Le 21 mai dernier, les élèves de cinq classes de première du lycée étaient réunis à la salle Blanche Montel pour assister à leur première Leçon de Littérature avec le poète et romancier Dominique Fabre. Cette rencontre s’inscrivait dans le cadre d’un dispositif mis en place par la région Île-de-France, en collaboration avec la Maison des écrivains, qui offre à une centaine d’établissements l’opportunité d’inviter un auteur contemporain.
C’est un quinquagénaire à l’allure ordinaire, qui est venu s’asseoir sur le bord de la scène. Il a raconté son parcours : une enfance sans père, un séjour en famille d’accueil à la montagne, bref, un de ces départs douloureux dans la vie qui sont parfois à l’origine d’un impérieux désir d’écriture. Mais plus que d’adopter la posture de l’auteur tel qu’on se l’imagine parfois, Dominique Fabre était surtout impatient de dialoguer avec les élèves et de répondre à leurs interrogations. Certaines de ses réponses ont paru pour le moins surprenantes. Ainsi, interrogé sur ce que devait être le rôle d’un écrivain aujourd’hui, il a simplement déclaré : « Moi, j’ai l’impression que je ne sers à rien. » même s’il a immédiatement noté que des auteurs comme Annie Ernaux avaient contribué à faire avancer la condition des femmes françaises.

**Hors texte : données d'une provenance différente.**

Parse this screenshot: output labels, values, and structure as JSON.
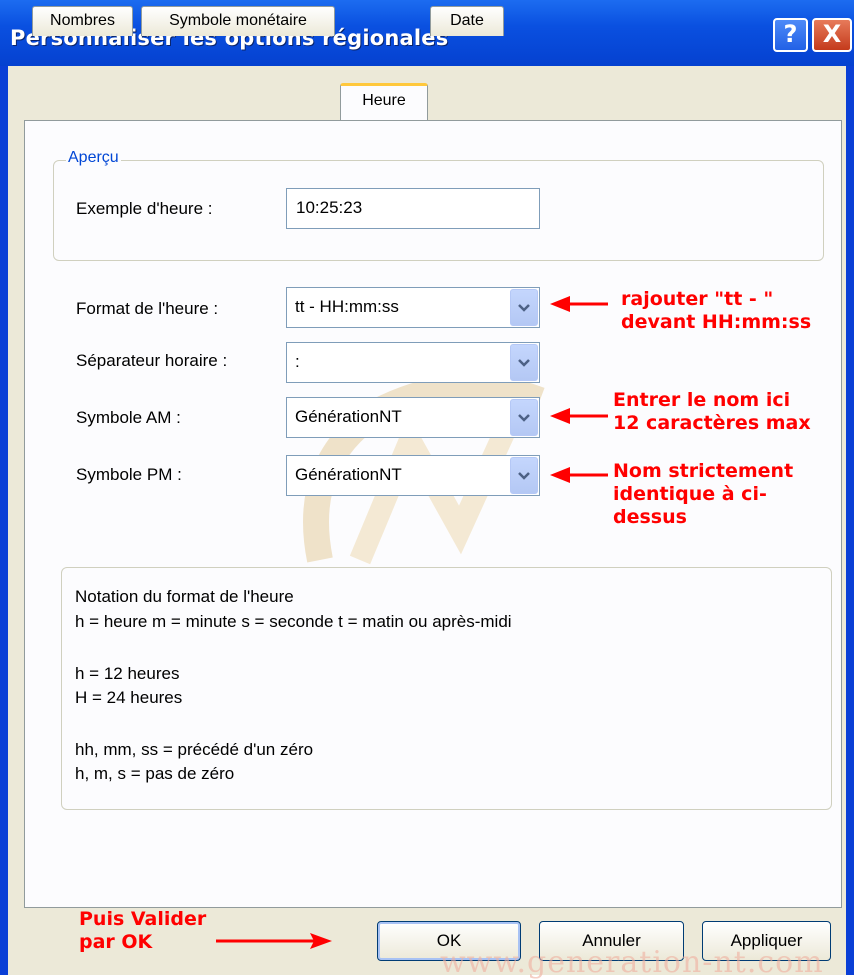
{
  "window": {
    "title": "Personnaliser les options régionales",
    "help_button": "?",
    "close_button": "X"
  },
  "tabs": [
    {
      "label": "Nombres",
      "active": false
    },
    {
      "label": "Symbole monétaire",
      "active": false
    },
    {
      "label": "Heure",
      "active": true
    },
    {
      "label": "Date",
      "active": false
    }
  ],
  "apercu": {
    "legend": "Aperçu",
    "example_label": "Exemple d'heure :",
    "example_value": "10:25:23"
  },
  "fields": {
    "format": {
      "label": "Format de l'heure :",
      "value": "tt - HH:mm:ss"
    },
    "separator": {
      "label": "Séparateur horaire :",
      "value": ":"
    },
    "am": {
      "label": "Symbole AM :",
      "value": "GénérationNT"
    },
    "pm": {
      "label": "Symbole PM :",
      "value": "GénérationNT"
    }
  },
  "annotations": {
    "format_line1": "rajouter \"tt - \"",
    "format_line2": "devant HH:mm:ss",
    "am_line1": "Entrer le nom ici",
    "am_line2": "12 caractères max",
    "pm_line1": "Nom strictement",
    "pm_line2": "identique à ci-",
    "pm_line3": "dessus",
    "ok_line1": "Puis Valider",
    "ok_line2": "par OK"
  },
  "notation": {
    "title": "Notation du format de l'heure",
    "line1": "h = heure    m = minute     s = seconde    t = matin ou après-midi",
    "line2": "h = 12 heures",
    "line3": "H = 24 heures",
    "line4": "hh, mm, ss = précédé d'un zéro",
    "line5": "h, m, s = pas de zéro"
  },
  "buttons": {
    "ok": "OK",
    "cancel": "Annuler",
    "apply": "Appliquer"
  },
  "watermark_text": "www.generation-nt.com",
  "colors": {
    "titlebar": "#0a50e0",
    "annotation": "#ff0000",
    "legend": "#0046d5",
    "active_tab_accent": "#ffc83c"
  }
}
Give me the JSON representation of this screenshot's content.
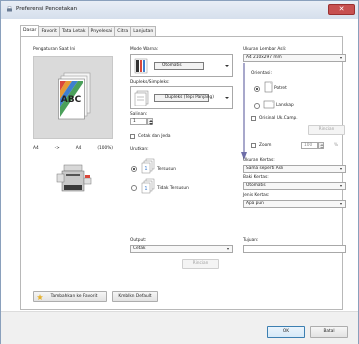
{
  "window": {
    "title": "Preferensi Pencetakan"
  },
  "tabs": [
    "Dasar",
    "Favorit",
    "Tata Letak",
    "Pnyelesai",
    "Citra",
    "Lanjutan"
  ],
  "preview": {
    "title": "Pengaturan Saat Ini",
    "summary": [
      "A4",
      "->",
      "A4",
      "(100%)"
    ]
  },
  "color_mode": {
    "label": "Mode Warna:",
    "value": "Otomatis"
  },
  "duplex": {
    "label": "Dupleks/Simpleks:",
    "value": "Dupleks (Tepi Panjang)"
  },
  "copies": {
    "label": "Salinan:",
    "value": "1"
  },
  "print_and_pause": {
    "label": "Cetak dan Jeda",
    "checked": false
  },
  "sort": {
    "label": "Urutkan:",
    "options": [
      "Tersusun",
      "Tidak Tersusun"
    ],
    "selected": "Tersusun"
  },
  "original_size": {
    "label": "Ukuran Lembar Asli:",
    "value": "A4 210x297 mm"
  },
  "orientation": {
    "label": "Orientasi:",
    "options": [
      "Potret",
      "Lanskap"
    ],
    "selected": "Potret"
  },
  "mixed_original": {
    "label": "Orisinal Uk.Camp.",
    "checked": false
  },
  "detail_button": "Rincian",
  "zoom": {
    "label": "Zoom",
    "checked": false,
    "value": "100",
    "unit": "%"
  },
  "paper_size": {
    "label": "Ukuran Kertas:",
    "value": "Sama seperti Asli"
  },
  "paper_tray": {
    "label": "Baki Kertas:",
    "value": "Otomatis"
  },
  "paper_type": {
    "label": "Jenis Kertas:",
    "value": "Apa pun"
  },
  "output": {
    "label": "Output:",
    "value": "Cetak",
    "detail_button": "Rincian"
  },
  "destination": {
    "label": "Tujuan:",
    "value": ""
  },
  "footer": {
    "add_favorite": "Tambahkan ke Favorit",
    "restore_default": "Kmblkn Default",
    "ok": "OK",
    "cancel": "Batal"
  }
}
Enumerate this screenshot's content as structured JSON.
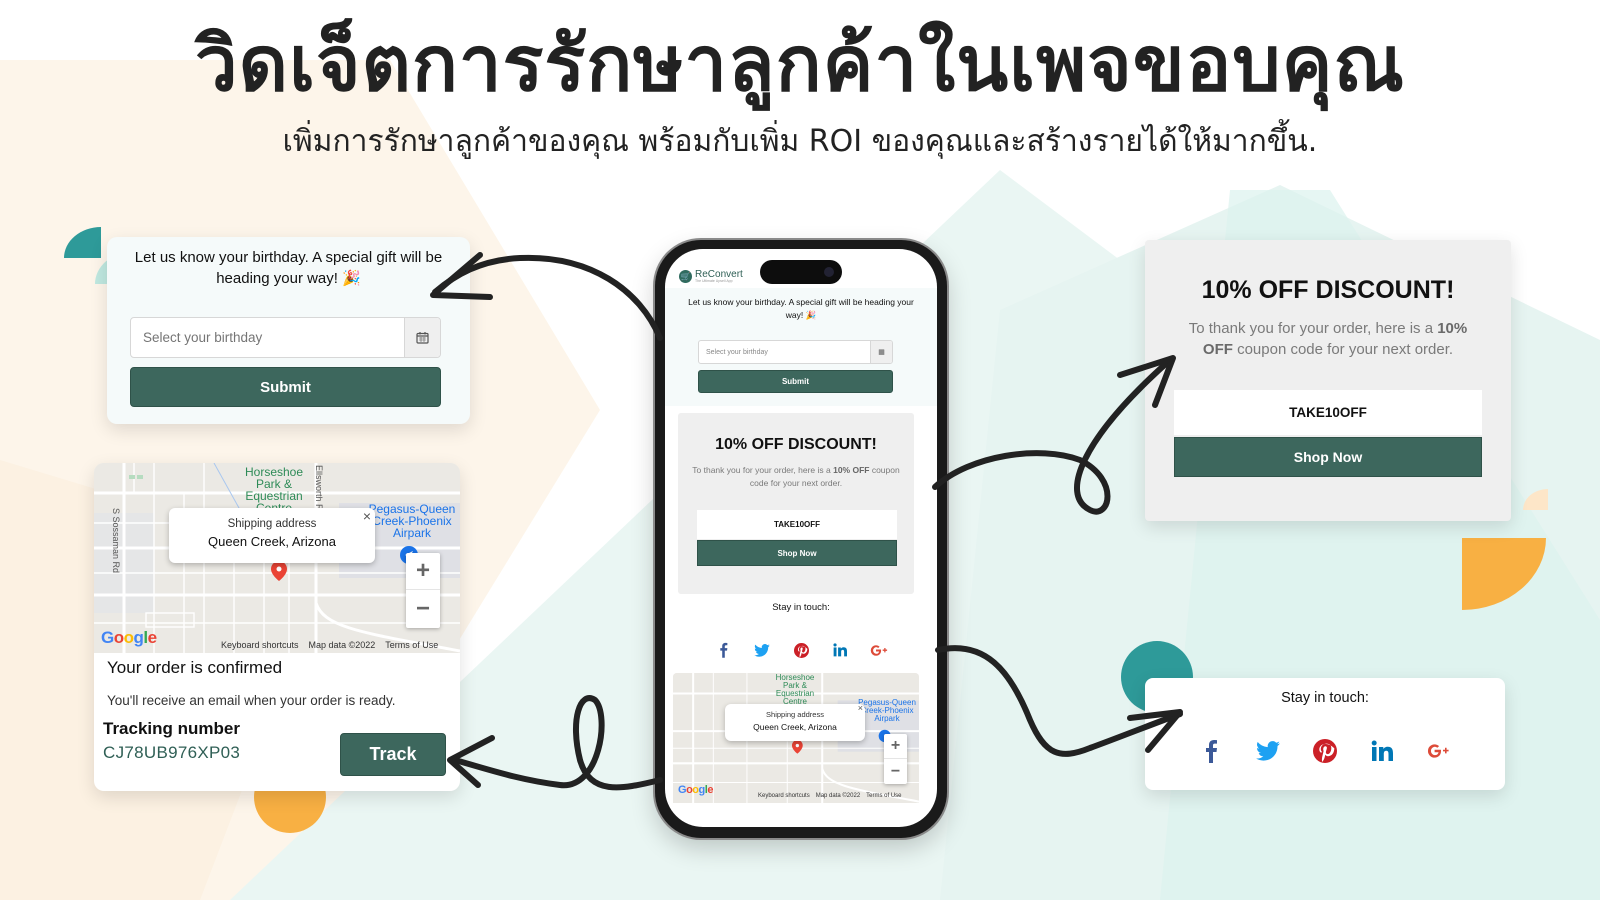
{
  "header": {
    "title": "วิดเจ็ตการรักษาลูกค้าในเพจขอบคุณ",
    "subtitle": "เพิ่มการรักษาลูกค้าของคุณ พร้อมกับเพิ่ม ROI ของคุณและสร้างรายได้ให้มากขึ้น."
  },
  "colors": {
    "brand_green": "#3d675d",
    "tracking_text": "#2f5f55",
    "teal_shape": "#2e9a99",
    "mint_shape": "#bfe8e0",
    "orange_shape": "#f8b043",
    "peach_bg": "#fdf4e8",
    "mint_bg": "#e8f6f3"
  },
  "birthday_widget": {
    "message": "Let us know your birthday. A special gift will be heading your way! 🎉",
    "input_placeholder": "Select your birthday",
    "calendar_icon": "calendar-icon",
    "submit_label": "Submit"
  },
  "map_widget": {
    "popup_label": "Shipping address",
    "popup_value": "Queen Creek, Arizona",
    "place_park": "Horseshoe Park & Equestrian Centre",
    "place_airpark": "Pegasus-Queen Creek-Phoenix Airpark",
    "road_sossaman": "S Sossaman Rd",
    "road_ellsworth": "Ellsworth Rd",
    "zoom_in": "+",
    "zoom_out": "−",
    "close": "×",
    "google": [
      "G",
      "o",
      "o",
      "g",
      "l",
      "e"
    ],
    "footer": [
      "Keyboard shortcuts",
      "Map data ©2022",
      "Terms of Use"
    ]
  },
  "order_widget": {
    "title": "Your order is confirmed",
    "subtitle": "You'll receive an email when your order is ready.",
    "tracking_label": "Tracking number",
    "tracking_number": "CJ78UB976XP03",
    "track_button": "Track"
  },
  "discount_widget": {
    "title": "10% OFF DISCOUNT!",
    "text_before": "To thank you for your order, here is a ",
    "text_bold": "10% OFF",
    "text_after": " coupon code for your next order.",
    "coupon_code": "TAKE10OFF",
    "shop_button": "Shop Now"
  },
  "social_widget": {
    "title": "Stay in touch:",
    "networks": [
      {
        "name": "facebook",
        "glyph": "f",
        "color": "#3b5998"
      },
      {
        "name": "twitter",
        "glyph": "🐦",
        "color": "#1da1f2"
      },
      {
        "name": "pinterest",
        "glyph": "P",
        "color": "#cb2027"
      },
      {
        "name": "linkedin",
        "glyph": "in",
        "color": "#0077b5"
      },
      {
        "name": "google-plus",
        "glyph": "G+",
        "color": "#dd4b39"
      }
    ]
  },
  "phone": {
    "app_name": "ReConvert",
    "app_tagline": "The Ultimate Upsell App"
  }
}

Un peu plus tard, il a tout de même reconnu qu’il était de ces écrivains qui savent donner la parole à ceux qui ne l’ont pas. Dominique Fabre est en effet un romancier qui met volontiers en scène ces existences banales et ces vies minuscules, ces personnages ordinaires qui cachent selon lui, les véritables héros. Il a aussi éclairé les élèves sur la relation étrange qui le lie à ses personnages : « Je ne me projette pas dans mes personnages », a-t-il dit d’emblée et il a ajouté que c’étaient les personnages qui venaient « s’agripper » à lui et que ceux qui lui apparaissaient comme les plus éloignés de lui-même étaient ceux dans lesquels il se retrouvait…Curieux paradoxe alors que l’on est souvent tenté de faire du héros de roman un double de l’auteur ! Enfin, il a aussi parlé de son travail d’écrivain, esquissant l’image d’un auteur installé à sa table de travail très tôt le matin , écrivant sur une machine à écrire à ruban…un instrument « antique » qui lui permet de composer en toute liberté car selon lui, l’ordinateur a des yeux et des oreilles s’il est relié à internet. Une pratique qui lui a fait dire dans un sourire : « Je suis en avance sur mon temps. ».